Vu la procédure suivante :
Procédure contentieuse antérieure :
La société Air Nett a demandé au tribunal administratif de Melun de prononcer la décharge, en droits et pénalités, des cotisations supplémentaires à l'impôt sur les sociétés et des rappels de taxe sur la valeur ajoutée auxquels elle a été assujettie au titre de la période d'avril 2015 à mars 2018 pour un montant total de 275 343 euros.
Par un jugement n° 2008983 du 21 décembre 2023, le tribunal administratif de Melun a rejeté sa demande.
Procédure devant la Cour :
Par une requête enregistrée le 20 février 2024, la société Air Nett, représentée par Me Dimey et Me Cros, demande à la Cour :
1°) d'annuler le jugement du 21 décembre 2023 du tribunal administratif de Melun ;
2°) de prononcer la décharge totale des cotisations supplémentaires à l'impôt sur les sociétés et des rappels de taxe sur la valeur ajoutée auxquels elle a été assujettie au titre de la période d'avril 2015 à mars 2018 pour un montant total, en droits et pénalités, de 275 343 euros ;
3°) de mettre à la charge de l'Etat la somme de 3 000 euros au titre de l'article L. 761-1 du code de justice administrative.
Elle soutient que :
- la procédure est irrégulière dès lors que le service a considéré à tort que la société avait tacitement accepté les impositions supplémentaires notifiées dans la proposition de rectification et l'a ainsi privée de la possibilité de saisir la commission départementale des impôts directs et des taxes sur le chiffre d'affaires prévue aux articles L. 59 et L. 59 A du livre des procédures fiscales ;
- en considérant que la location de locaux aux SCI Les Pierres Blanches et Roissy constitue un acte anormal de gestion, le jugement est entaché de dénaturation des faits et d'erreur de droit ; la société ayant justifié le paiement des loyers, il incombe à l'administration de prouver que ces dépenses n'ont pas été engagées dans l'intérêt de l'entreprise, preuve non apportée en l'espèce contrairement à ce que retient le jugement ; c'est à tort que le jugement retient que l'activité de la société ne nécessitait pas un espace de stockage et de formation et que l'existence de la contrepartie que la société retire de la location des deux entrepôts n'est pas démontrée ;
- dès lors que la société a démontré la déductibilité des charges de loyers versés aux SCI Les Pierres Blanches et Roissy, la taxe sur la valeur ajoutée qui a grevé le prix des loyers est déductible de ces mêmes charges en application du 1 du I de l'article 271 du code général des impôts.

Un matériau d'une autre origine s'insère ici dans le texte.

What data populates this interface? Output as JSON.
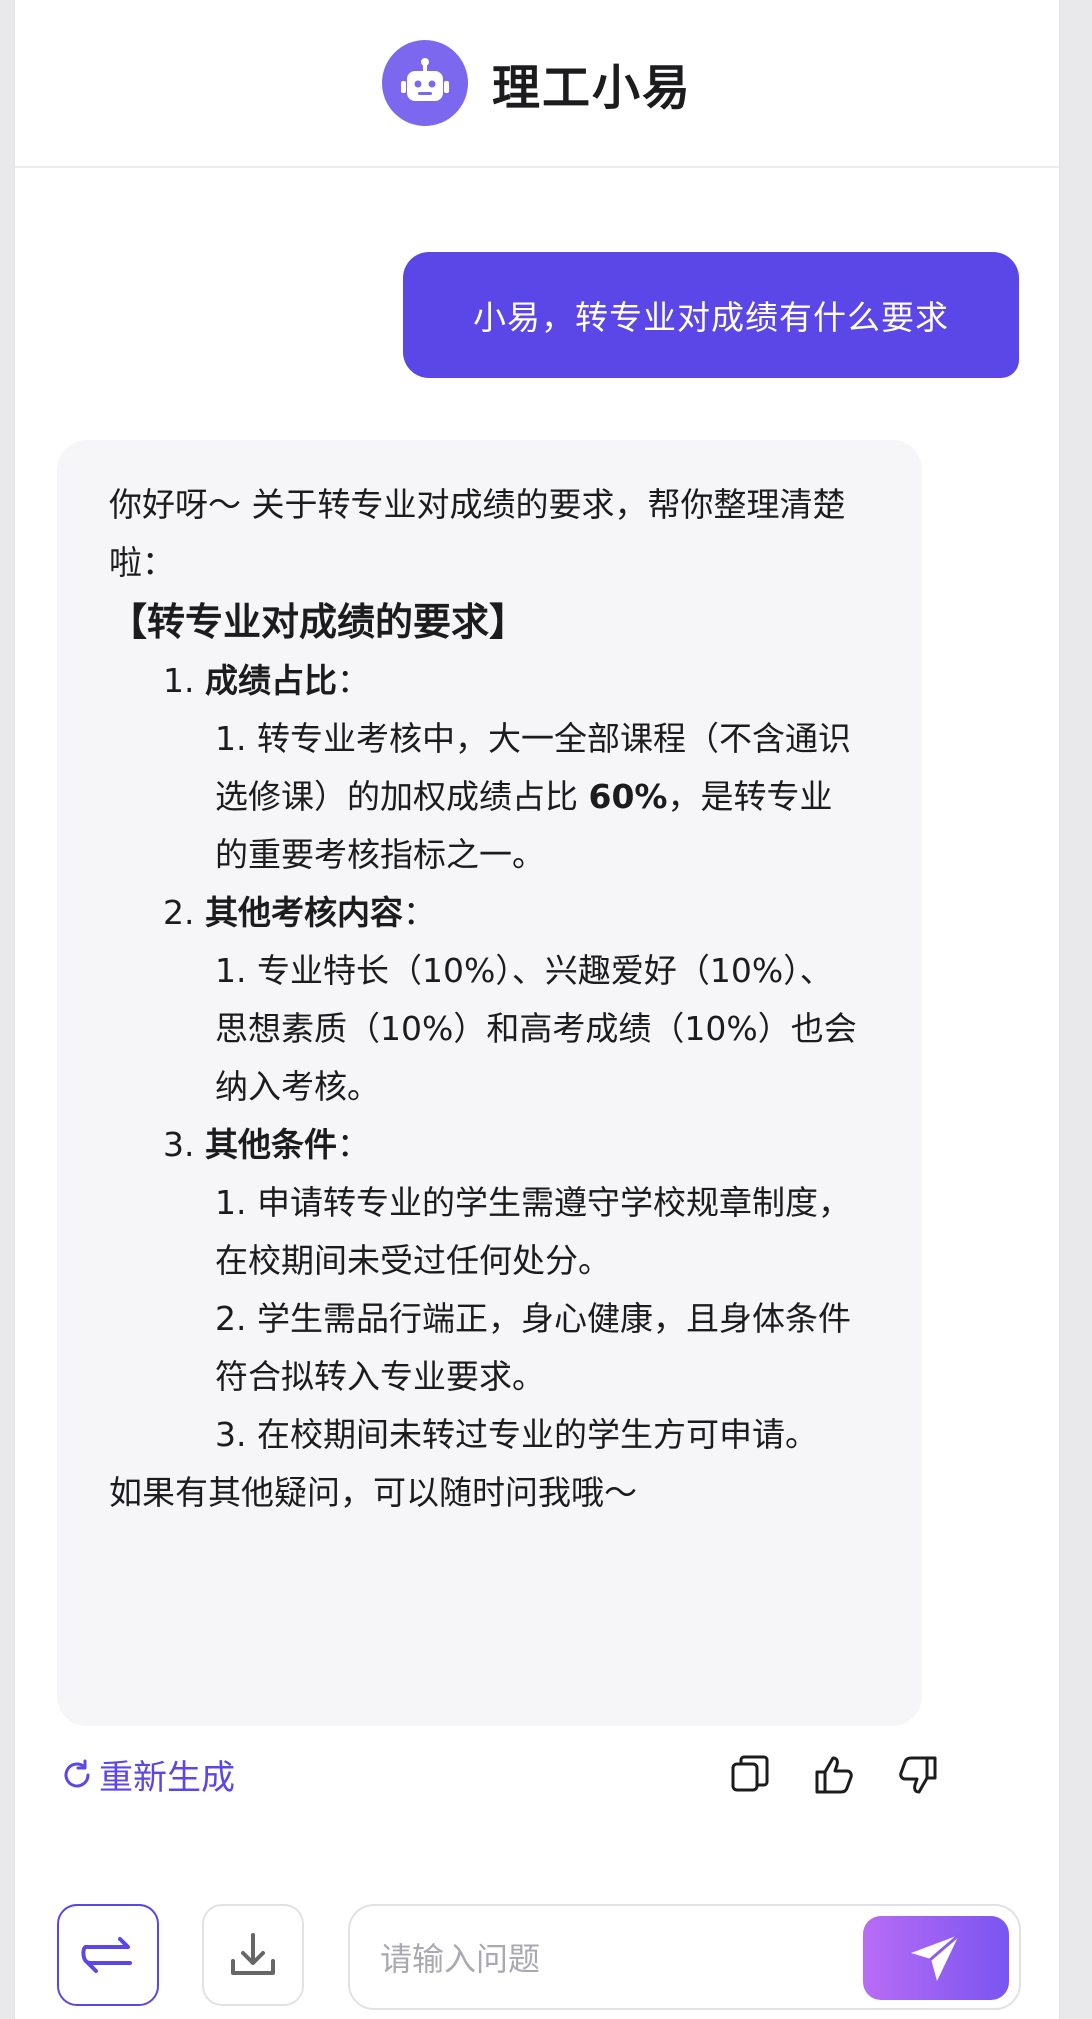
{
  "header": {
    "title": "理工小易",
    "icon": "robot-icon"
  },
  "user_message": {
    "text": "小易，转专业对成绩有什么要求"
  },
  "bot_message": {
    "intro": "你好呀～ 关于转专业对成绩的要求，帮你整理清楚啦：",
    "section_title": "【转专业对成绩的要求】",
    "sections": [
      {
        "num": "1.",
        "title": "成绩占比",
        "colon": "：",
        "items": [
          {
            "num": "1.",
            "pre": "转专业考核中，大一全部课程（不含通识选修课）的加权成绩占比",
            "bold": "60%",
            "post": "，是转专业的重要考核指标之一。"
          }
        ]
      },
      {
        "num": "2.",
        "title": "其他考核内容",
        "colon": "：",
        "items": [
          {
            "num": "1.",
            "text": "专业特长（10%）、兴趣爱好（10%）、思想素质（10%）和高考成绩（10%）也会纳入考核。"
          }
        ]
      },
      {
        "num": "3.",
        "title": "其他条件",
        "colon": "：",
        "items": [
          {
            "num": "1.",
            "text": "申请转专业的学生需遵守学校规章制度，在校期间未受过任何处分。"
          },
          {
            "num": "2.",
            "text": "学生需品行端正，身心健康，且身体条件符合拟转入专业要求。"
          },
          {
            "num": "3.",
            "text": "在校期间未转过专业的学生方可申请。"
          }
        ]
      }
    ],
    "outro": "如果有其他疑问，可以随时问我哦～"
  },
  "actions": {
    "regenerate_label": "重新生成",
    "icons": [
      "refresh-icon",
      "copy-icon",
      "thumbs-up-icon",
      "thumbs-down-icon"
    ]
  },
  "composer": {
    "placeholder": "请输入问题",
    "value": "",
    "icons": [
      "switch-icon",
      "download-icon",
      "send-icon"
    ]
  },
  "colors": {
    "accent": "#5b46e8",
    "avatar": "#7b68ee",
    "bubble_bg": "#f6f6f9",
    "send_gradient_start": "#b86cf5",
    "send_gradient_end": "#7a55f0"
  }
}
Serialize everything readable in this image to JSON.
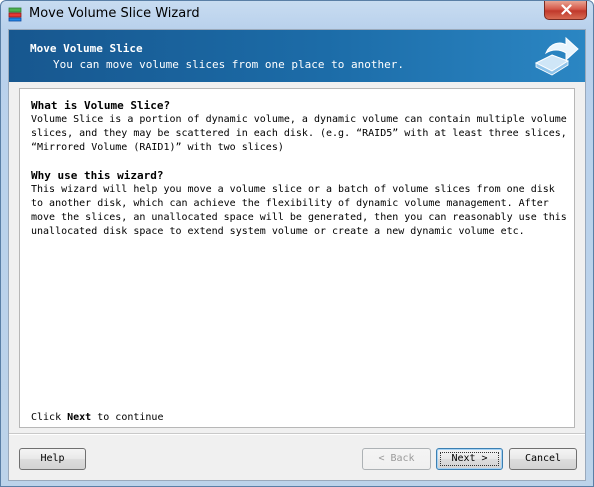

Par un mémoire en défense enregistré le 25 avril 2024, le ministre de l'économie, des finances et de la souveraineté industrielle et numérique conclut au rejet de la requête.
Il fait valoir que les moyens présentés par la société requérante ne sont pas fondés.
Un mémoire, enregistré le 2 septembre 2024, a été produit pour la société Air Nett par Me Dimey et Me Cros et n'a pas été communiqué.
Par ordonnance du 7 août 2024, la clôture d'instruction a été fixée au 2 septembre 2024.
Vu les autres pièces du dossier.
Vu :
- le code général des impôts et le livre des procédures fiscales ;
- le code de justice administrative.
Les parties ont été régulièrement averties du jour de l'audience.
Ont été entendus au cours de l'audience publique :
- le rapport de Mme Breillon,
- les conclusions de M. Perroy, rapporteur public
- et les observations de Me Cros, représentant la société Air Nett.
Considérant ce qui suit :
1. La société par actions simplifiée (SAS) Air Nett qui exerce l'activité de nettoyage de cabines d'avions a fait l'objet d'une vérification de comptabilité portant sur la période du 1er avril 2015 au 31 mars 2018 à l'issue de laquelle l'administration a notamment remis en cause la déductibilité en charges de loyers d'un montant de 408 000 euros versé aux sociétés civiles immobilières (SCI) Les Pierres Blanches et Roissy pour la location de deux entrepôts, a procédé à leur réintégration aux résultats imposables de la société et a rejeté la déductibilité de la taxe sur la valeur ajoutée afférente auxdits loyers. Il en est résulté des cotisations supplémentaires à l'impôt sur les sociétés au titre des exercices clos les 31 mars 2016, 2017 et 2018 et des rappels de taxe sur la valeur ajoutée au titre de la période d'avril 2015 à mars 2018, notifiés selon la procédure de rectification contradictoire pour un montant total, en droits et pénalités, de 275 343 euros. Par la présente requête, la société Air Nett relève appel du jugement par lequel le tribunal administratif de Melun a rejeté sa demande tendant à la décharge, en droits et pénalités, de ces impositions.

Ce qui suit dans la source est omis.